Biraz sakin akşamlar aldım kendime. Tüm günebakan çiçeklerinin yerine. Sahipsiz cümleler buldum ayın ışığı günün ışığına dönmeden. Oh dedim ne de güzel aynadaki şu gülümseyen kız. Öptüm yanaklarımdan. Sarıldım kendime. Hepinizi affettim yine. Hadi yine iyisiniz bir meleğe denk geldiniz. Penceremi açtım soğuğu içeri davet ettim. Nefes aldım derin. Bir daha da vermedim. Durduk yere yine kederlendim.
Telli bir türkü kaldırdım havaya, karanfilli tütsüler serdim her yanıma. Sevilmişliklerimi kutsadım. Yeni doğan tomurcukları bir bir saydım. Yıllar öncesinin kahkahasına kavuştum. Tüm mutluluklarımdan kocaman bir hayat demeti yaptım. Kederlerimi kül tablasına bıraktım. Ve olmadık zamanların sigarasını yaktım. Dumanını bir türlü sezeryan olamayan yamuk dünyaya savurdum.

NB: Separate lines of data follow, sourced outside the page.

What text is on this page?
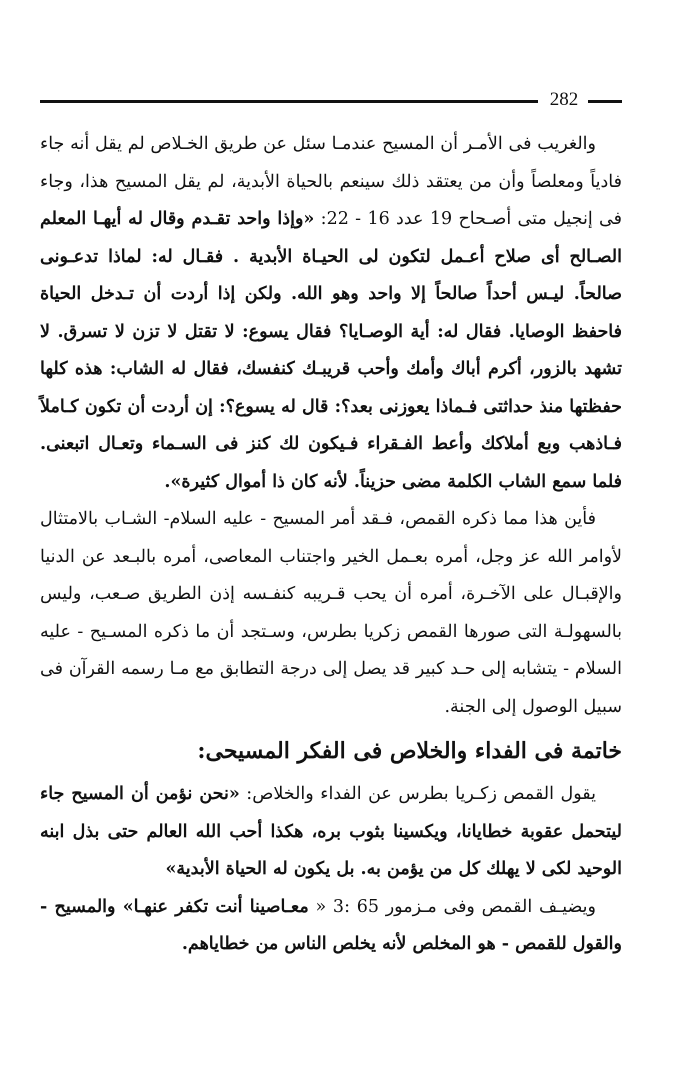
282

والغريب فى الأمـر أن المسيح عندمـا سئل عن طريق الخـلاص لم يقل أنه جاء فادياً ومعلصاً وأن من يعتقد ذلك سينعم بالحياة الأبدية، لم يقل المسيح هذا، وجاء فى إنجيل متى أصـحاح 19 عدد 16 - 22: «وإذا واحد تقـدم وقال له أيهـا المعلم الصـالح أى صلاح أعـمل لتكون لى الحيـاة الأبدية . فقـال له: لماذا تدعـونى صالحاً. ليـس أحداً صالحاً إلا واحد وهو الله. ولكن إذا أردت أن تـدخل الحياة فاحفظ الوصايا. فقال له: أية الوصـايا؟ فقال يسوع: لا تقتل لا تزن لا تسرق. لا تشهد بالزور، أكرم أباك وأمك وأحب قريبـك كنفسك، فقال له الشاب: هذه كلها حفظتها منذ حداثتى فـماذا يعوزنى بعد؟: قال له يسوع؟: إن أردت أن تكون كـاملاً فـاذهب وبع أملاكك وأعط الفـقراء فـيكون لك كنز فى السـماء وتعـال اتبعنى. فلما سمع الشاب الكلمة مضى حزيناً. لأنه كان ذا أموال كثيرة».

فأين هذا مما ذكره القمص، فـقد أمر المسيح - عليه السلام- الشـاب بالامتثال لأوامر الله عز وجل، أمره بعـمل الخير واجتناب المعاصى، أمره بالبـعد عن الدنيا والإقبـال على الآخـرة، أمره أن يحب قـريبه كنفـسه إذن الطريق صـعب، وليس بالسهولـة التى صورها القمص زكريا بطرس، وسـتجد أن ما ذكره المسـيح - عليه السلام - يتشابه إلى حـد كبير قد يصل إلى درجة التطابق مع مـا رسمه القرآن فى سبيل الوصول إلى الجنة.

خاتمة فى الفداء والخلاص فى الفكر المسيحى:

يقول القمص زكـريا بطرس عن الفداء والخلاص: «نحن نؤمن أن المسيح جاء ليتحمل عقوبة خطايانا، ويكسينا بثوب بره، هكذا أحب الله العالم حتى بذل ابنه الوحيد لكى لا يهلك كل من يؤمن به. بل يكون له الحياة الأبدية»

ويضيـف القمص وفى مـزمور 65 :3 « معـاصينا أنت تكفر عنهـا» والمسيح - والقول للقمص - هو المخلص لأنه يخلص الناس من خطاياهم.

Gökyüzü geceye mavilikler bıraktı. Ayışığı ise birkaç caz şarkı. Doğduk, büyüdük ve ayrılıyoruz. Yeterince karşı çıktık kaderin çizgilerine. Yollar bizi özlemiş. Gel diyor susuyor çığlıkları. Çürüyeceksek güzel çürüyelim diyor Cioran. Yaşayacaksakta hakkını verelim yeşil bulutların.